L' Intel 80286 (également commercialisé sous le nom d' iAPX 286 et souvent appelé Intel 286 ) est un microprocesseur 16 bits lancé le 1er février 1982. Premier processeur basé s...

L' Intel 80286 (également commercialisé sous le nom d' iAPX 286 et souvent appelé Intel 286 ) est un microprocesseur 16 bits lancé le 1er février 1982. Premier processeur basé sur l'architecture 8086, il disposait de bus d'adresse et de données séparés et non multiplexés , ainsi que de la première fonction de gestion de la mémoire et de protection étendue. Avec une taille de données de 16 bits et une largeur d'adressage de 24 bits , il pouvait adresser jusqu'à 16 Mo de mémoire sous un système d'exploitation compatible tel que Windows, contre 1 Mo pour le 8086. Le 80286 utilisait environ 134 000 transistors dans sa version originale nMOS ( HMOS ) et, tout comme le 80186 contemporain [ pouvait exécuter correctement la plupart des logiciels conçus pour les processeurs Intel 8086 et 8088 antérieurs

Le 80286 a été utilisé pour l' IBM PC/AT , introduit en 1984, puis largement utilisé dans la plupart des ordinateurs compatibles PC/AT jusqu'au début des années 1990. En 1987, Intel a livré son cinq millionième microprocesseur 80286.

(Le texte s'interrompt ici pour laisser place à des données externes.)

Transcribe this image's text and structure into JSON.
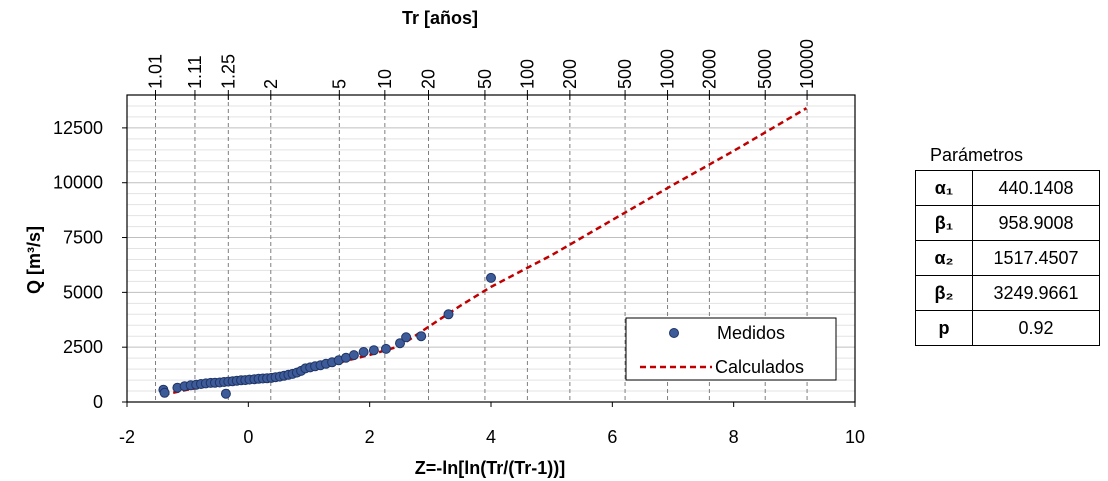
{
  "chart_data": {
    "type": "scatter",
    "xlabel": "Z=-ln[ln(Tr/(Tr-1))]",
    "ylabel": "Q [m³/s]",
    "top_axis_label": "Tr [años]",
    "xlim": [
      -2,
      10
    ],
    "ylim": [
      0,
      14000
    ],
    "x_ticks": [
      "-2",
      "0",
      "2",
      "4",
      "6",
      "8",
      "10"
    ],
    "y_ticks": [
      "0",
      "2500",
      "5000",
      "7500",
      "10000",
      "12500"
    ],
    "top_ticks": [
      {
        "label": "1.01",
        "z": -1.53
      },
      {
        "label": "1.11",
        "z": -0.88
      },
      {
        "label": "1.25",
        "z": -0.33
      },
      {
        "label": "2",
        "z": 0.37
      },
      {
        "label": "5",
        "z": 1.5
      },
      {
        "label": "10",
        "z": 2.25
      },
      {
        "label": "20",
        "z": 2.97
      },
      {
        "label": "50",
        "z": 3.9
      },
      {
        "label": "100",
        "z": 4.6
      },
      {
        "label": "200",
        "z": 5.3
      },
      {
        "label": "500",
        "z": 6.21
      },
      {
        "label": "1000",
        "z": 6.91
      },
      {
        "label": "2000",
        "z": 7.6
      },
      {
        "label": "5000",
        "z": 8.52
      },
      {
        "label": "10000",
        "z": 9.21
      }
    ],
    "grid": true,
    "legend_position": "bottom-right",
    "series": [
      {
        "name": "Medidos",
        "kind": "scatter",
        "color": "#3d5a99",
        "points": [
          [
            -1.4,
            560
          ],
          [
            -1.38,
            420
          ],
          [
            -1.17,
            650
          ],
          [
            -1.05,
            720
          ],
          [
            -0.95,
            760
          ],
          [
            -0.86,
            790
          ],
          [
            -0.78,
            820
          ],
          [
            -0.7,
            850
          ],
          [
            -0.62,
            870
          ],
          [
            -0.55,
            880
          ],
          [
            -0.47,
            890
          ],
          [
            -0.4,
            910
          ],
          [
            -0.33,
            930
          ],
          [
            -0.37,
            380
          ],
          [
            -0.26,
            950
          ],
          [
            -0.19,
            970
          ],
          [
            -0.12,
            990
          ],
          [
            -0.05,
            1000
          ],
          [
            0.02,
            1020
          ],
          [
            0.1,
            1040
          ],
          [
            0.17,
            1060
          ],
          [
            0.24,
            1070
          ],
          [
            0.31,
            1080
          ],
          [
            0.38,
            1100
          ],
          [
            0.45,
            1130
          ],
          [
            0.52,
            1160
          ],
          [
            0.59,
            1200
          ],
          [
            0.66,
            1240
          ],
          [
            0.73,
            1280
          ],
          [
            0.8,
            1340
          ],
          [
            0.87,
            1420
          ],
          [
            0.94,
            1530
          ],
          [
            1.02,
            1580
          ],
          [
            1.1,
            1630
          ],
          [
            1.19,
            1680
          ],
          [
            1.28,
            1740
          ],
          [
            1.38,
            1810
          ],
          [
            1.49,
            1900
          ],
          [
            1.61,
            2020
          ],
          [
            1.74,
            2140
          ],
          [
            1.9,
            2280
          ],
          [
            2.07,
            2360
          ],
          [
            2.27,
            2420
          ],
          [
            2.5,
            2680
          ],
          [
            2.6,
            2950
          ],
          [
            2.85,
            3000
          ],
          [
            3.3,
            4000
          ],
          [
            4.0,
            5660
          ]
        ]
      },
      {
        "name": "Calculados",
        "kind": "line",
        "color": "#c00000",
        "dashed": true,
        "points": [
          [
            -1.4,
            330
          ],
          [
            -1.0,
            560
          ],
          [
            -0.5,
            800
          ],
          [
            0.0,
            1000
          ],
          [
            0.5,
            1200
          ],
          [
            1.0,
            1500
          ],
          [
            1.5,
            1800
          ],
          [
            2.0,
            2150
          ],
          [
            2.5,
            2550
          ],
          [
            2.9,
            3300
          ],
          [
            3.5,
            4400
          ],
          [
            4.0,
            5250
          ],
          [
            5.0,
            6700
          ],
          [
            6.0,
            8300
          ],
          [
            7.0,
            9900
          ],
          [
            8.0,
            11450
          ],
          [
            9.2,
            13400
          ]
        ]
      }
    ]
  },
  "params": {
    "title": "Parámetros",
    "rows": [
      {
        "symbol": "α₁",
        "value": "440.1408"
      },
      {
        "symbol": "β₁",
        "value": "958.9008"
      },
      {
        "symbol": "α₂",
        "value": "1517.4507"
      },
      {
        "symbol": "β₂",
        "value": "3249.9661"
      },
      {
        "symbol": "p",
        "value": "0.92"
      }
    ]
  }
}
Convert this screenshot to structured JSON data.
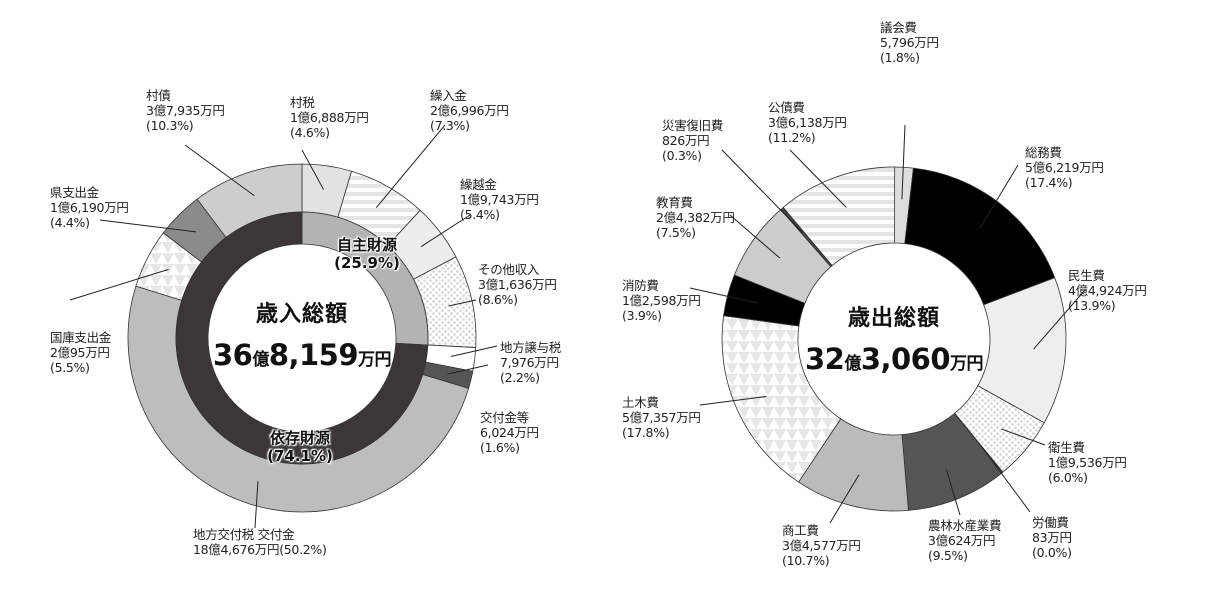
{
  "chart_data": [
    {
      "type": "pie",
      "title": "歳入総額",
      "total": {
        "num1": "36",
        "unit1": "億",
        "num2": "8,159",
        "unit2": "万円"
      },
      "inner_ring": [
        {
          "name": "自主財源",
          "percent": 25.9,
          "pct_label": "(25.9%)",
          "color": "#b3b3b3"
        },
        {
          "name": "依存財源",
          "percent": 74.1,
          "pct_label": "(74.1%)",
          "color": "#3b3737"
        }
      ],
      "segments": [
        {
          "name": "村税",
          "amount": "1億6,888万円",
          "pct_label": "(4.6%)",
          "percent": 4.6,
          "fill": "#e2e2e2"
        },
        {
          "name": "繰入金",
          "amount": "2億6,996万円",
          "pct_label": "(7.3%)",
          "percent": 7.3,
          "fill": "stripes"
        },
        {
          "name": "繰越金",
          "amount": "1億9,743万円",
          "pct_label": "(5.4%)",
          "percent": 5.4,
          "fill": "#ededed"
        },
        {
          "name": "その他収入",
          "amount": "3億1,636万円",
          "pct_label": "(8.6%)",
          "percent": 8.6,
          "fill": "dots"
        },
        {
          "name": "地方譲与税",
          "amount": "7,976万円",
          "pct_label": "(2.2%)",
          "percent": 2.2,
          "fill": "#ffffff"
        },
        {
          "name": "交付金等",
          "amount": "6,024万円",
          "pct_label": "(1.6%)",
          "percent": 1.6,
          "fill": "#555555"
        },
        {
          "name": "地方交付税 交付金",
          "amount": "18億4,676万円(50.2%)",
          "pct_label": "",
          "percent": 50.2,
          "fill": "#bdbdbd"
        },
        {
          "name": "国庫支出金",
          "amount": "2億95万円",
          "pct_label": "(5.5%)",
          "percent": 5.5,
          "fill": "triangles"
        },
        {
          "name": "県支出金",
          "amount": "1億6,190万円",
          "pct_label": "(4.4%)",
          "percent": 4.4,
          "fill": "#8a8a8a"
        },
        {
          "name": "村債",
          "amount": "3億7,935万円",
          "pct_label": "(10.3%)",
          "percent": 10.3,
          "fill": "#cdcdcd"
        }
      ]
    },
    {
      "type": "pie",
      "title": "歳出総額",
      "total": {
        "num1": "32",
        "unit1": "億",
        "num2": "3,060",
        "unit2": "万円"
      },
      "segments": [
        {
          "name": "議会費",
          "amount": "5,796万円",
          "pct_label": "(1.8%)",
          "percent": 1.8,
          "fill": "#dddddd"
        },
        {
          "name": "総務費",
          "amount": "5億6,219万円",
          "pct_label": "(17.4%)",
          "percent": 17.4,
          "fill": "#000000"
        },
        {
          "name": "民生費",
          "amount": "4億4,924万円",
          "pct_label": "(13.9%)",
          "percent": 13.9,
          "fill": "#eeeeee"
        },
        {
          "name": "衛生費",
          "amount": "1億9,536万円",
          "pct_label": "(6.0%)",
          "percent": 6.0,
          "fill": "dots"
        },
        {
          "name": "労働費",
          "amount": "83万円",
          "pct_label": "(0.0%)",
          "percent": 0.0,
          "fill": "#000000"
        },
        {
          "name": "農林水産業費",
          "amount": "3億624万円",
          "pct_label": "(9.5%)",
          "percent": 9.5,
          "fill": "#555555"
        },
        {
          "name": "商工費",
          "amount": "3億4,577万円",
          "pct_label": "(10.7%)",
          "percent": 10.7,
          "fill": "#bbbbbb"
        },
        {
          "name": "土木費",
          "amount": "5億7,357万円",
          "pct_label": "(17.8%)",
          "percent": 17.8,
          "fill": "triangles"
        },
        {
          "name": "消防費",
          "amount": "1億2,598万円",
          "pct_label": "(3.9%)",
          "percent": 3.9,
          "fill": "#000000"
        },
        {
          "name": "教育費",
          "amount": "2億4,382万円",
          "pct_label": "(7.5%)",
          "percent": 7.5,
          "fill": "#cccccc"
        },
        {
          "name": "災害復旧費",
          "amount": "826万円",
          "pct_label": "(0.3%)",
          "percent": 0.3,
          "fill": "#444444"
        },
        {
          "name": "公債費",
          "amount": "3億6,138万円",
          "pct_label": "(11.2%)",
          "percent": 11.2,
          "fill": "stripes"
        }
      ]
    }
  ]
}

Histoire et représentation

AMD 80286 (version 16 MHz)

Les premières puces 80286 d'Intel étaient conçues pour une fréquence d'horloge maximale de 5, 6 ou 8 MHz , les versions ultérieures atteignant 12,5 MHz. AMD et Harris ont par la suite produit des puces cadencées à 16 MHz, 20 MHz et 25 MHz. Intel, Intersil et Fujitsu ont également développé des versions CMOS statiques de la technologie nMOS à déplétion d'Intel , principalement destinées aux appareils alimentés par batterie. La version CMOS du 80286 proposée par Intel était le 80C286.

En moyenne, le 80286 aurait une vitesse d'environ 0,21 instruction par cycle d'horloge sur des programmes « typiques » bien qu'il puisse être nettement plus rapide avec du code optimisé et dans des boucles serrées, car de nombreuses instructions pouvaient s'exécuter en deux cycles d'horloge chacune. Les modèles à 6 MHz, 10 MHz et 12 MHz auraient fonctionné respectivement à 0,9 MIPS, 1,5 MIPS et 2,66 MIPS

La version E-2 du 80286 était exempte des nombreuses erreurs importantes qui causaient des problèmes aux programmeurs et aux développeurs de systèmes d'exploitation sur les processeurs B- et C-step précédents (courants dans les AT et leurs clones). Ce composant E-2 était peut-être disponible à la fin de l'année 1986.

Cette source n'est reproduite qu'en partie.